Memory latency has been a real issue with Ryzen in many tasks. AMD is on record saying this is one of the things they targeted when making Pinnacle, so it would make sense that some workloads see a major improvement. Cache latencies too, and I wouldn't be surprised to see improvements in the CCX to CCX latency. There's likely some optimization work on the branch predictor too. You can see how the multithreaded results benefitted more, but even in single threaded there's some improvement.Interesting. IPC for Pinnacle Ridge wasn't supposed to be much, if any, better than Summit Ridge. I'm intrigued.
Pinnacle Ridge will outperform people's expectations from what I've been seeing on the web, as long as it breaks the 4GHz Fmax wall. If it still can't break that wall the IPC improvements will somewhat make up for expectations on overall performance, but it won't outperform expectations.
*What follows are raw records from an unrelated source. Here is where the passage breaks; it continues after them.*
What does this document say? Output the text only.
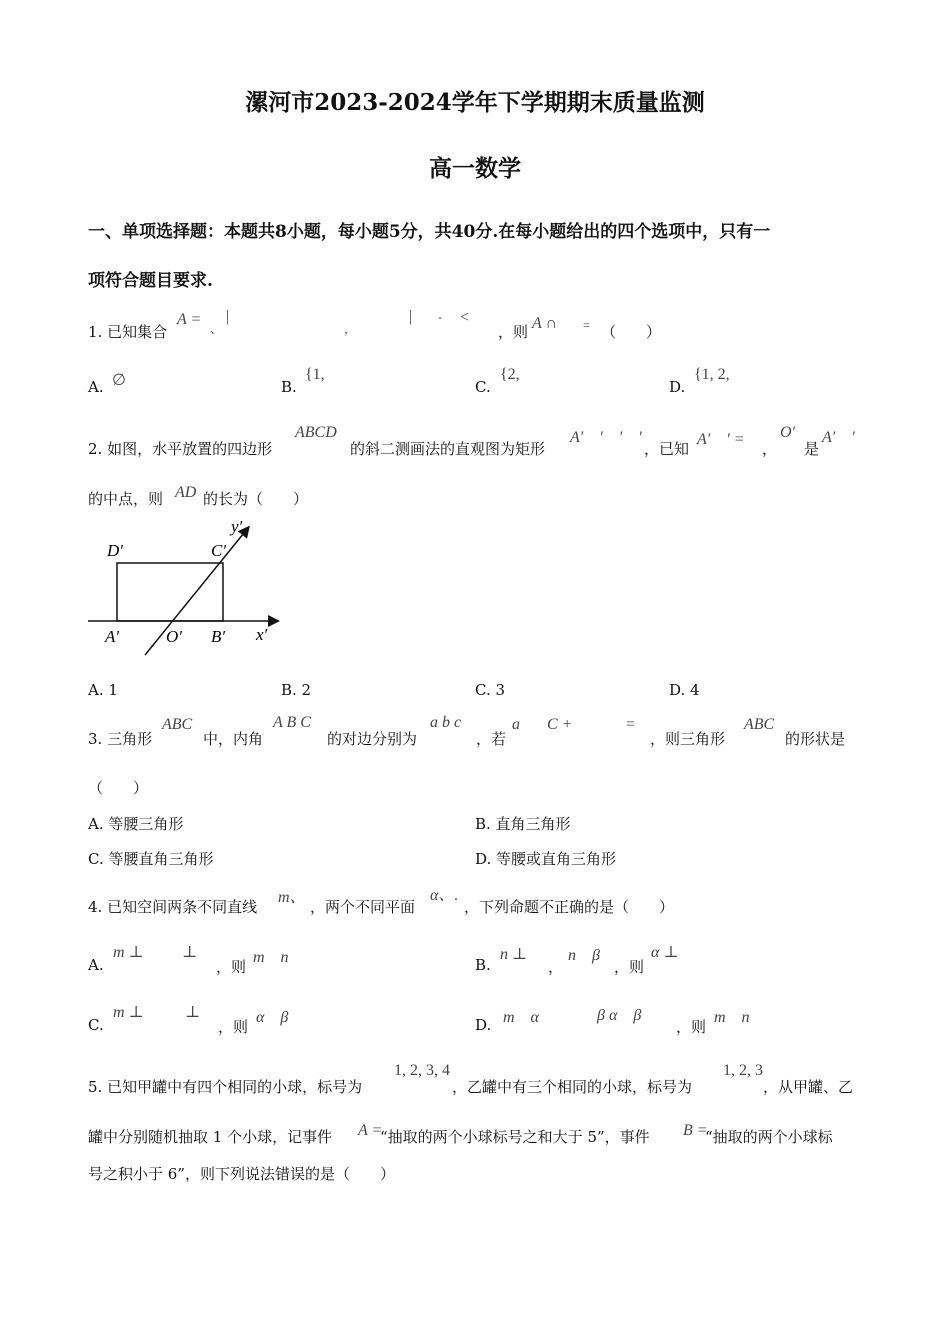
漯河市2023-2024学年下学期期末质量监测
高一数学
一、单项选择题：本题共8小题，每小题5分，共40分.在每小题给出的四个选项中，只有一
项符合题目要求.
1. 已知集合
A =
、
|
，
| - <
，则 A ∩ = （　　）
A. ∅	B.
{1,
C.
{2,
D.
{1, 2,
2. 如图，水平放置的四边形
ABCD
的斜二测画法的直观图为矩形
A′　′　′　′
，已知
A′　′ =
，
O′
是
A′　′
的中点，则 AD 的长为（　　）
y′
D′	C′
A′	O′ B′ x′
A. 1	B. 2	C. 3	D. 4
3. 三角形
ABC
中，内角
A B C
的对边分别为
a b c
，若
a C +	=
，则三角形
ABC
的形状是
（　　）
A. 等腰三角形	B. 直角三角形
C. 等腰直角三角形	D. 等腰或直角三角形
4. 已知空间两条不同直线
m、
，两个不同平面
α、.
，下列命题不正确的是（　　）
A.
m ⊥ ⊥
，则
m　n	B.
n ⊥
，
n　β
，则
α ⊥
C.
m ⊥	⊥
，则
α　β	D. m　α	β α　β
，则
m　n
5. 已知甲罐中有四个相同的小球，标号为
1, 2, 3, 4
，乙罐中有三个相同的小球，标号为
1, 2, 3
，从甲罐、乙
罐中分别随机抽取 1 个小球，记事件 A =
“抽取的两个小球标号之和大于 5”，事件 B =
“抽取的两个小球标
号之积小于 6”，则下列说法错误的是（　　）
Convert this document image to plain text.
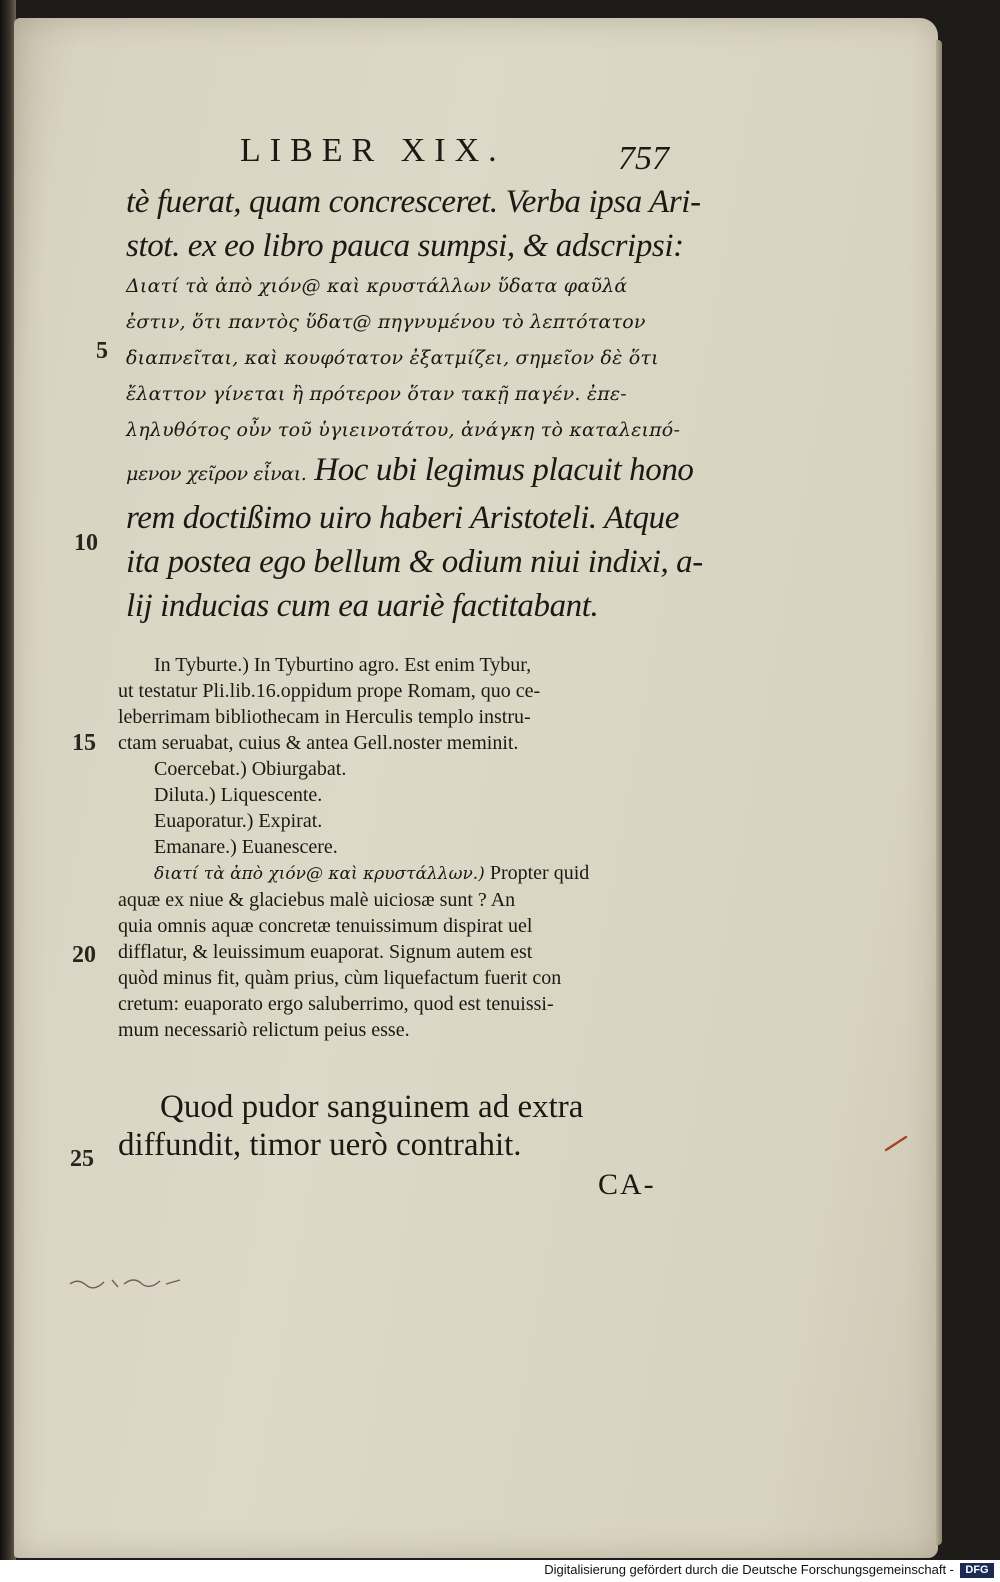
LIBER XIX.	757
tè fuerat, quam concresceret. Verba ipsa Ari-
stot. ex eo libro pauca sumpsi, & adscripsi:
Διατί τὰ ἀπὸ χιόν@ καὶ κρυστάλλων ὕδατα φαῦλά
ἐστιν, ὅτι παντὸς ὕδατ@ πηγνυμένου τὸ λεπτότατον
διαπνεῖται, καὶ κουφότατον ἐξατμίζει, σημεῖον δὲ ὅτι
ἔλαττον γίνεται ἢ πρότερον ὅταν τακῇ παγέν. ἐπε-
ληλυθότος οὖν τοῦ ὑγιεινοτάτου, ἀνάγκη τὸ καταλειπό-
μενον χεῖρον εἶναι. Hoc ubi legimus placuit hono
rem doctißimo uiro haberi Aristoteli. Atque
ita postea ego bellum & odium niui indixi, a-
lij inducias cum ea uariè factitabant.
In Tyburte.) In Tyburtino agro. Est enim Tybur,
ut testatur Pli.lib.16.oppidum prope Romam, quo ce-
leberrimam bibliothecam in Herculis templo instru-
ctam seruabat, cuius & antea Gell.noster meminit.
Coercebat.) Obiurgabat.
Diluta.) Liquescente.
Euaporatur.) Expirat.
Emanare.) Euanescere.
διατί τὰ ἀπὸ χιόν@ καὶ κρυστάλλων.) Propter quid
aquæ ex niue & glaciebus malè uiciosæ sunt ? An
quia omnis aquæ concretæ tenuissimum dispirat uel
difflatur, & leuissimum euaporat. Signum autem est
quòd minus fit, quàm prius, cùm liquefactum fuerit con
cretum: euaporato ergo saluberrimo, quod est tenuissi-
mum necessariò relictum peius esse.
Quod pudor sanguinem ad extra
diffundit, timor uerò contrahit.
CA-
5
10
15
20
25
Digitalisierung gefördert durch die Deutsche Forschungsgemeinschaft -	DFG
The matching 14+ figure is for efficiency, not drive current or Fmax or anything of the sort that would tell you absolute speed.https://www.computerbase.de/2018-01/amd-ryzen-threadripper-2000/
I fully expect Pinnacle Ridge to blow past even 4.6 Ghz. AMD has given hints that GF 12nm is very close to competitor 14+ process at the CES Tech day. Its obvious the competitor is Intel 14+ process. KBL clocked 5 Ghz easily. I think AMD will get very close to KBL with around 4.8 Ghz for max clocks. In fact I think everybody is going to be surprised with max clocks of PR.
The matching 14+ figure is for efficiency, not drive current or Fmax or anything of the sort that would tell you absolute speed.
I think this is unlikely in the extreme.
One of the big reasons went to MCM for Epyc/TR is so they could leverage only doing 1 single die, and using it in multiple markets.
What you suggest here is creating multiple dies for a single market.
As much as I would love to see that, even AMD's own figures for the performance improvement aren't quite near that (a 10% improvement was mentioned by multiple, reliable sources IIRC). They could be rather conservative and probably are, but I'm expecting a 15% improvement in general, significantly better in some cases but worse in others. Still, I hope that your prediction about the 12LP process they will be using are correct.I am confident you will see at launch that PR closes the gap completely in terms of single core turbo. CFL will have an advantage in max OC as it can hit 5.2-5.4 Ghz which will not happen on 12LP. I have done my analysis and think AMD have gone for max clocks with a small die size increase. I think Zen+ will use 12LP (MMP=56nm CPP=84nm) 10.5T libraries for max frequency.